The large conglomerates have likewise responded admirably to deliver supplies to the frontlines and keep the economy running. Since 99 percent of our enterprises, employing the same proportion of workers, are micro to medium enterprises, they rely on the large conglomerates to provide the hubs to keep business running.  The cancellation of rents and the suspension of bills due are important measures to help families subsist through this difficult time. 

Over the last few days, local governments have been pressed to provide food to the poor families stranded by the lockdown and unable to earn their normal daily incomes. There are limits to how long this can be sustained. 

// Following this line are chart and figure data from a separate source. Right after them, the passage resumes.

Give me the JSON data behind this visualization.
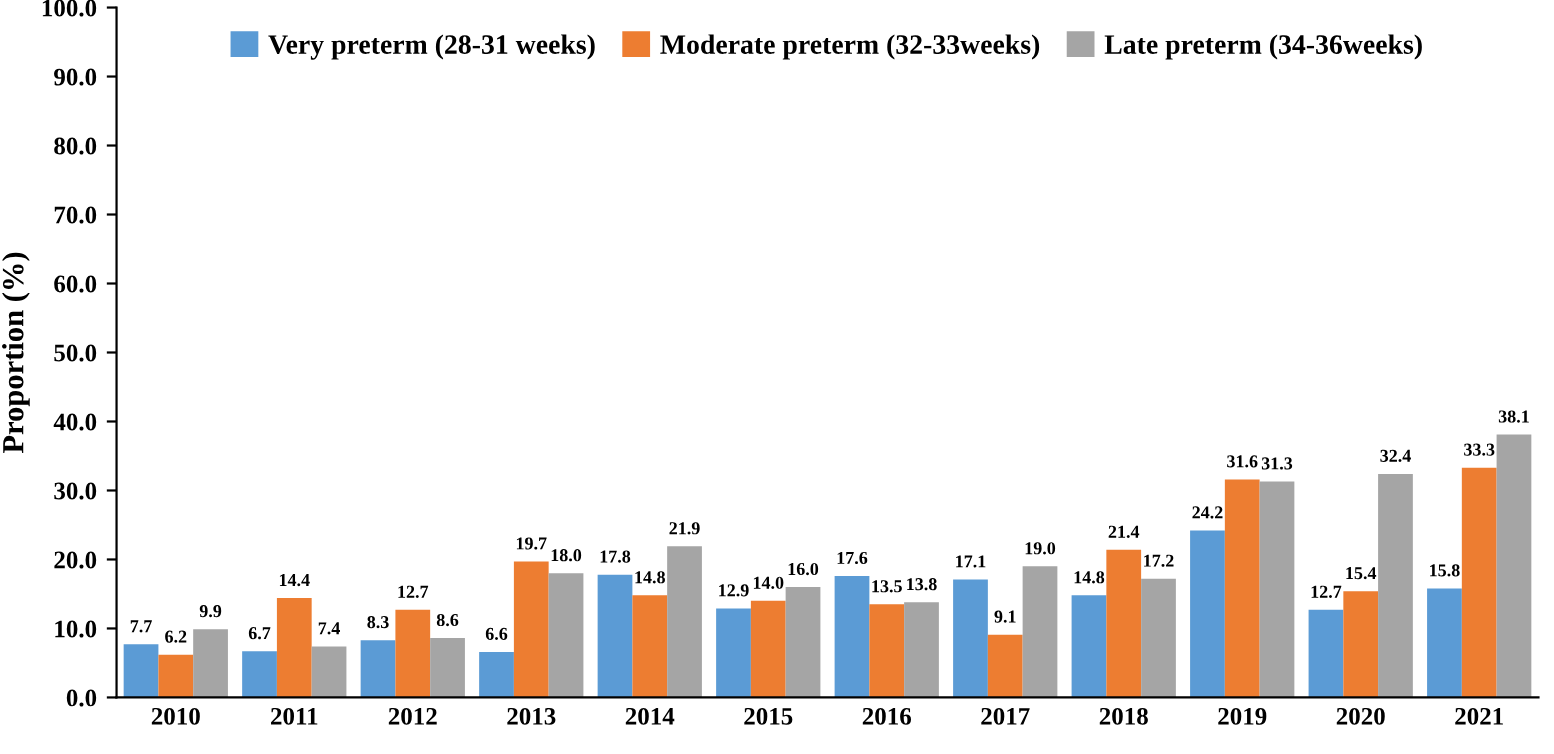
{
  "chart_data": {
    "type": "bar",
    "ylabel": "Proportion (%)",
    "categories": [
      "2010",
      "2011",
      "2012",
      "2013",
      "2014",
      "2015",
      "2016",
      "2017",
      "2018",
      "2019",
      "2020",
      "2021"
    ],
    "series": [
      {
        "name": "Very preterm (28-31 weeks)",
        "color": "#5b9bd5",
        "values": [
          7.7,
          6.7,
          8.3,
          6.6,
          17.8,
          12.9,
          17.6,
          17.1,
          14.8,
          24.2,
          12.7,
          15.8
        ],
        "value_labels": [
          "7.7",
          "6.7",
          "8.3",
          "6.6",
          "17.8",
          "12.9",
          "17.6",
          "17.1",
          "14.8",
          "24.2",
          "12.7",
          "15.8"
        ]
      },
      {
        "name": "Moderate preterm (32-33weeks)",
        "color": "#ed7d31",
        "values": [
          6.2,
          14.4,
          12.7,
          19.7,
          14.8,
          14.0,
          13.5,
          9.1,
          21.4,
          31.6,
          15.4,
          33.3
        ],
        "value_labels": [
          "6.2",
          "14.4",
          "12.7",
          "19.7",
          "14.8",
          "14.0",
          "13.5",
          "9.1",
          "21.4",
          "31.6",
          "15.4",
          "33.3"
        ]
      },
      {
        "name": "Late preterm (34-36weeks)",
        "color": "#a5a5a5",
        "values": [
          9.9,
          7.4,
          8.6,
          18.0,
          21.9,
          16.0,
          13.8,
          19.0,
          17.2,
          31.3,
          32.4,
          38.1
        ],
        "value_labels": [
          "9.9",
          "7.4",
          "8.6",
          "18.0",
          "21.9",
          "16.0",
          "13.8",
          "19.0",
          "17.2",
          "31.3",
          "32.4",
          "38.1"
        ]
      }
    ],
    "ylim": [
      0,
      100
    ],
    "yticks": [
      {
        "value": 0,
        "label": "0.0"
      },
      {
        "value": 10,
        "label": "10.0"
      },
      {
        "value": 20,
        "label": "20.0"
      },
      {
        "value": 30,
        "label": "30.0"
      },
      {
        "value": 40,
        "label": "40.0"
      },
      {
        "value": 50,
        "label": "50.0"
      },
      {
        "value": 60,
        "label": "60.0"
      },
      {
        "value": 70,
        "label": "70.0"
      },
      {
        "value": 80,
        "label": "80.0"
      },
      {
        "value": 90,
        "label": "90.0"
      },
      {
        "value": 100,
        "label": "100.0"
      }
    ],
    "grid": false,
    "legend": "top"
  }
}
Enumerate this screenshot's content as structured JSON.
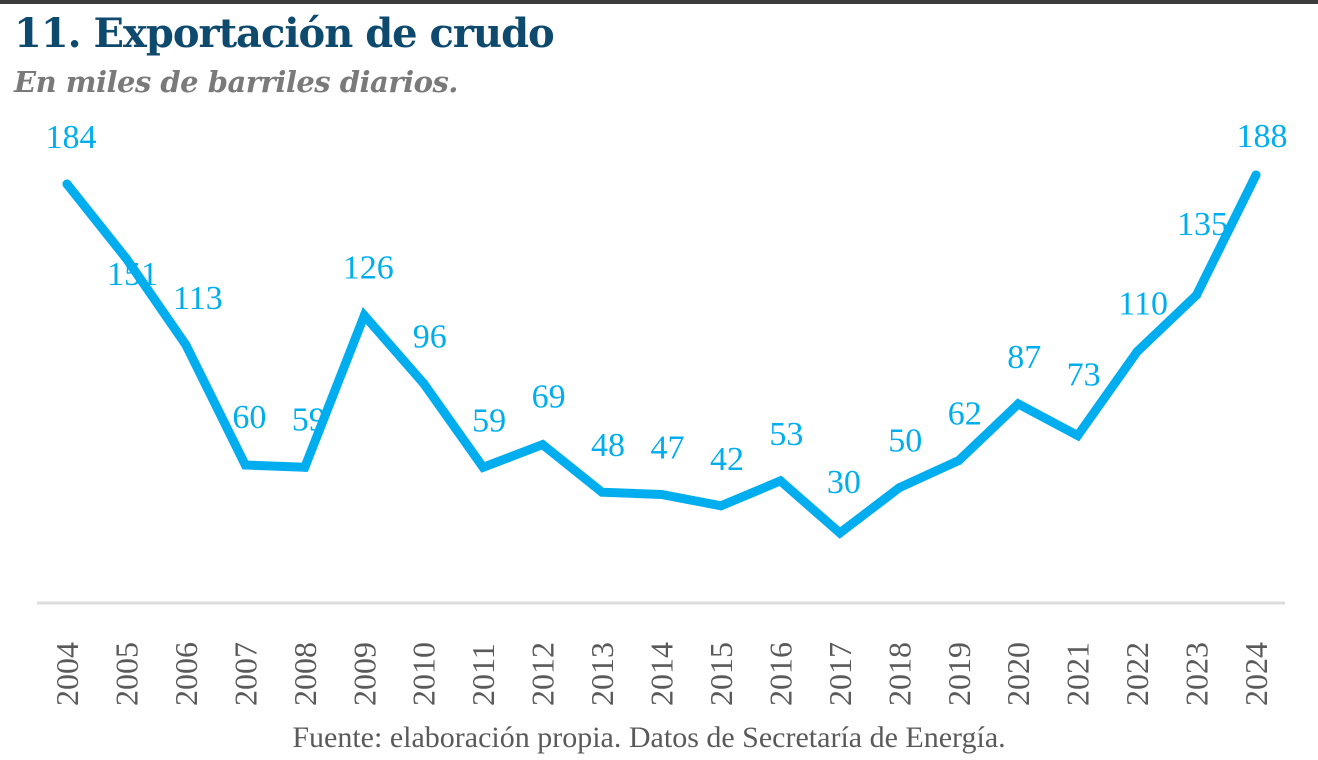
{
  "header": {
    "title": "11. Exportación de crudo",
    "subtitle": "En miles de barriles diarios."
  },
  "footer": {
    "source": "Fuente: elaboración propia. Datos de Secretaría de Energía."
  },
  "colors": {
    "title": "#0d4a6e",
    "subtitle": "#7a7a7a",
    "series": "#00aeef",
    "baseline": "#dcdcdc",
    "tick_text": "#5a5a5a",
    "top_rule": "#3c3c3c"
  },
  "chart_data": {
    "type": "line",
    "title": "11. Exportación de crudo",
    "subtitle": "En miles de barriles diarios.",
    "xlabel": "",
    "ylabel": "",
    "categories": [
      "2004",
      "2005",
      "2006",
      "2007",
      "2008",
      "2009",
      "2010",
      "2011",
      "2012",
      "2013",
      "2014",
      "2015",
      "2016",
      "2017",
      "2018",
      "2019",
      "2020",
      "2021",
      "2022",
      "2023",
      "2024"
    ],
    "series": [
      {
        "name": "Exportación de crudo",
        "values": [
          184,
          151,
          113,
          60,
          59,
          126,
          96,
          59,
          69,
          48,
          47,
          42,
          53,
          30,
          50,
          62,
          87,
          73,
          110,
          135,
          188
        ]
      }
    ],
    "ylim": [
      0,
      190
    ],
    "grid": false,
    "legend": "none",
    "data_labels": true,
    "x_tick_rotation": "vertical"
  }
}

Instead of packing bulky bags of food and distributing the goods to households, it might be more efficient to distribute food coupons as the City of Valenzuela has done. Our supermarket chains have the most efficient logistics systems in place. They are better at moving and storing food at lowest cost than municipal employees. Trust the existing logistics hubs.

The longer we go through this, the more the subsidies might be required to keep poor families fed. Government must be ready to provide these subsidies, even if it means diverting state resources from other expenditure items. 

Let’s reconcile with this fact: the growth we projected is gone. We are now on survival mode.